I try to confront my fear; to look it in the face.  It screams back at me in the wind...  The seemingly never ending, screeching, pounding, driving, tearing wind that is my fear.

I have never been through this, and I am afraid...

..... and alone.

I have no clue what's happening with the world outside the viewing area of my windows (which I'm afraid to get near).  This is a big change for me, as I've been glued to the television and computer all day as this storm has unfolded.  The rest of the world may have been blown into oblivion, and I wouldn't even know.  By the sounds of the increasing winds, that may be a very real possibility.

My kids have been sleeping since about 8:30 PM.  Now, at what I'm guessing is around 11 PM, I wish that I could give into that sweet, blissful escape.  If I could just block out the howling, the banging, the searching for a way in sound of the wind.  It's relentless and it's completely nerve-racking.

And again I think on my husband, and the fact that he's out in this attacking wind.  I feel guilty for wanting the escape of sleep when I'm warm and dry and relatively safe in the house.  I know that he is much more courageous than I.  He wears his courage as armour, but that armour can't and won't protect him from all that is out there tonight.  I hope that he is safe.

Every now and then the gusts die down just enough so that I can hear the sound of generators.  In those moments, I sit perfectly still.  I'm frozen with more fear than before.  You see, the generators sound like freight trains, and freight trains sound like tornadoes.  I know that a tornado spinning off in this storm is a very real possibility -especially since there are a few fronts colliding with this "Frankenstorm" as meteorologists have so lovingly named it.  Thankfully, there have not been any tornadoes yet -not that I would be able to see them.  And so I sit.  In fear.  Alone.
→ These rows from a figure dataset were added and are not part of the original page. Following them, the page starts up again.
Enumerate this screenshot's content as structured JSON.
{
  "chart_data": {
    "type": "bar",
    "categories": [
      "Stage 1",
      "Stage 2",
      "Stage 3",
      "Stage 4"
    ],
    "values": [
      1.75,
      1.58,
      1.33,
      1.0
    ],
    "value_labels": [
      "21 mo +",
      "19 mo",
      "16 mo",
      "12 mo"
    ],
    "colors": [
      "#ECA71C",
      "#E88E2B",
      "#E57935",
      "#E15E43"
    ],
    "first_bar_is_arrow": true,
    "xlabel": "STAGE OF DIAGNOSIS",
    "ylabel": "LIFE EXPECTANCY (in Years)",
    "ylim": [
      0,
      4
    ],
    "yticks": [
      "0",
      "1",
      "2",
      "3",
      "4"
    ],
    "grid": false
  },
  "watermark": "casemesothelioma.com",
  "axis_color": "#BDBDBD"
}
I don't remember ever living through anything like this, and I am afraid.

At long last, my eyelids finally begin to grow heavy.  I wonder how long I'll fight sleep due to my feelings of guilt over the husband not being home.  My children are blissfully sleeping.  They're oblivious to what's going on outside.  It's better this way.  Why needlessly scare them with the possibility of what could possibly happen?  If they wanted to play outside, I'd let them know what's out there, but as far as they know, nothing is this storm can hurt them in here.  They're safe.  They're warm.  They're dry.  My love can protect them from anything.  The innocence of childhood....

Suddenly, I realize that it seems as if the storm is starting to move out.  The howling winds have died down to a quieter roar.  The trees don't constantly look as if they're going to snap at any given second.  They resemble broccoli less and less and more and more the trees I've grown to know while living here the past 12 years.

I look out my back door.  The wind is still whipping, yet things are eerily still and quiet.  There is still heavy cloud cover, but it is obviously a full moon night.  The world -at least what I can see of it, is bathed in an ethereal blue light.  It's so bright.  It's so clear.  In a crazy moment in this crazy storm, it makes me look to the skies for spaceships.  When I see none I wonder if it's a sign of the Second Coming.  It's THAT bright and calm and THAT surreal.  After making it through today, and seeing the calm that I just witnessed, you just have to KNOW that there is a higher, divine power at work.  In that moment, in seeing that still tranquility, I knew.

As I open up the front door, and it is almost blown back in on me, I know that we are not yet out of the woods with this storm.  I know that it is not anywhere near over.  I know that there is still much and more to come.  However...

I have lived through this, and I am not afraid.